Grant Shapps, the coalition’s Housing Minister, has dropped the threshold of agreement needed for his “Community Right to Build” scheme from 80-90% to 75%.
The scheme is part of David Cameron’s wider “Big Society” policy of placing responsibility for community decisions in the hands of local people. In measures announced in July of this year, Mr Shapps gave rural communities that want to build new homes the power to bypass the planning process. The ‘community right to build’, which will feature in the localism bill, will give community organisations the right to authorise developments of up to 20 homes without a specific planning application, as long as they receive overwhelming support in a local referendum.
Any surplus made by selling or renting homes to individuals and families would be put back into the community.

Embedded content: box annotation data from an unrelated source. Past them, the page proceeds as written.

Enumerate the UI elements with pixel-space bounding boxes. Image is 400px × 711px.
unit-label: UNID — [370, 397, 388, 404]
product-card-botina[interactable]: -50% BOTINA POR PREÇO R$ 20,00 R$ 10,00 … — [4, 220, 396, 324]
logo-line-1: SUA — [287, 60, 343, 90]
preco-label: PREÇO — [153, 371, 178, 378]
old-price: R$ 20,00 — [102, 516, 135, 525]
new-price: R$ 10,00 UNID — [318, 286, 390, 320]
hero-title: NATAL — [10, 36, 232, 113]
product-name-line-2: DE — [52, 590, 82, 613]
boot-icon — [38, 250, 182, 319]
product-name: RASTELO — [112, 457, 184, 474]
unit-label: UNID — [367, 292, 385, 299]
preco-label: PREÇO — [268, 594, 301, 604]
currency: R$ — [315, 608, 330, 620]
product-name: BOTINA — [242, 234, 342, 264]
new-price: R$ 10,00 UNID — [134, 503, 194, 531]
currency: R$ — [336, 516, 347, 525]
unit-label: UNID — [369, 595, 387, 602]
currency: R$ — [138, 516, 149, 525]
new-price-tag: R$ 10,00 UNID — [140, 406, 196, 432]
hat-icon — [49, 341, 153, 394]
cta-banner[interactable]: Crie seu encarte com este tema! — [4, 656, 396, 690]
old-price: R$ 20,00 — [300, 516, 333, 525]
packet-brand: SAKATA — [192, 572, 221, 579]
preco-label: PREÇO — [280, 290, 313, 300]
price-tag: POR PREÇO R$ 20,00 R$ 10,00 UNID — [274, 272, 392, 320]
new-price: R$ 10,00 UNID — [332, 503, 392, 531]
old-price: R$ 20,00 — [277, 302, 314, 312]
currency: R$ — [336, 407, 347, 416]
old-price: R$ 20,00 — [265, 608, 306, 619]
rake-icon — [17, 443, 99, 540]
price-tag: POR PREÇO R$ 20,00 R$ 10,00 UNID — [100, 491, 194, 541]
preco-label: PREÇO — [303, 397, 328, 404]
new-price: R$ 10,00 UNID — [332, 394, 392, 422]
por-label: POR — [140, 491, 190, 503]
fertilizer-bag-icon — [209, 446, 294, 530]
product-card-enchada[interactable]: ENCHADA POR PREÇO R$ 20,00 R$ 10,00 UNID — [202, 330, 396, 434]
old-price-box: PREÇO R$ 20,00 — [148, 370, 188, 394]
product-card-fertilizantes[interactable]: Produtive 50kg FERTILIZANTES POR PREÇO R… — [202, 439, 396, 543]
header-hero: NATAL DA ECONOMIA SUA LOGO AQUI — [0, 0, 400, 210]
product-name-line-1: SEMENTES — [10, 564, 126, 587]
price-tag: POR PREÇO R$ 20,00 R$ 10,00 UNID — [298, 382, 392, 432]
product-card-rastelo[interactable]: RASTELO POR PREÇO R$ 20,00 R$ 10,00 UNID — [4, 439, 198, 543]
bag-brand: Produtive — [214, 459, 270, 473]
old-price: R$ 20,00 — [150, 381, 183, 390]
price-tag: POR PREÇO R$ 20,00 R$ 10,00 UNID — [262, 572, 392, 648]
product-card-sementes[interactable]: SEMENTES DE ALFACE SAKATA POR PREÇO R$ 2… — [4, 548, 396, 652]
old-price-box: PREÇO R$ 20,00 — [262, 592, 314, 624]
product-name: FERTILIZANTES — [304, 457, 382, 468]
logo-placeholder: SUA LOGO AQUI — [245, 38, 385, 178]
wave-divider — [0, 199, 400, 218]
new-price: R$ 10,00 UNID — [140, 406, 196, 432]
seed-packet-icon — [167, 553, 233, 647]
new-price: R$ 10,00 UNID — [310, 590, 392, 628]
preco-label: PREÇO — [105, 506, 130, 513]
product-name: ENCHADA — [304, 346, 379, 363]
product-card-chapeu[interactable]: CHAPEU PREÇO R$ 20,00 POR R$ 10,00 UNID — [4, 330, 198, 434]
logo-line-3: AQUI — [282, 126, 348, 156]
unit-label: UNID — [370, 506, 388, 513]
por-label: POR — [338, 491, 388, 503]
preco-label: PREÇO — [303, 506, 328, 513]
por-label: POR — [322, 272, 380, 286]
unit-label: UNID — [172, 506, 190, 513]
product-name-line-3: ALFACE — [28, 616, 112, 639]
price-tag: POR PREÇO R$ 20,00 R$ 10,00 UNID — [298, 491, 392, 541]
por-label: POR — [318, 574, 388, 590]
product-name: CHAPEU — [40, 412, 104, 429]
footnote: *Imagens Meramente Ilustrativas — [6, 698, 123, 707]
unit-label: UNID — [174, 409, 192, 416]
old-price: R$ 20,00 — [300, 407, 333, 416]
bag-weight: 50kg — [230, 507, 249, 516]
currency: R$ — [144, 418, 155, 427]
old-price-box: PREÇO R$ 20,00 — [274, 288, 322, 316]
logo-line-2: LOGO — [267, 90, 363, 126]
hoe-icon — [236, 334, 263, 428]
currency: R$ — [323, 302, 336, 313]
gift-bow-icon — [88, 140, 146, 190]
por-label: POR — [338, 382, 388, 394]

To begin with, the Housing Minister put the levels of support needed at 80-90% but has lowered the requirement to 75%, presumably having reflected on the difficulties of getting 80% of a local community to agree to anything. Are these measures going to provide house builders with a way to get planning approval “by the back door”? Will they now seek to form partnerships with key individuals in villages to get their plots built, without the pesky burden of needing a planning permission? Twenty units could certainly be enough of a lure for this to be attractive.
Will this have any impact and enables local small building schemes to go ahead more easily or whether nimby mentality will apply but potentially local solicitors will be able to more easily get involved with new development opportunities by helping developers within local communities.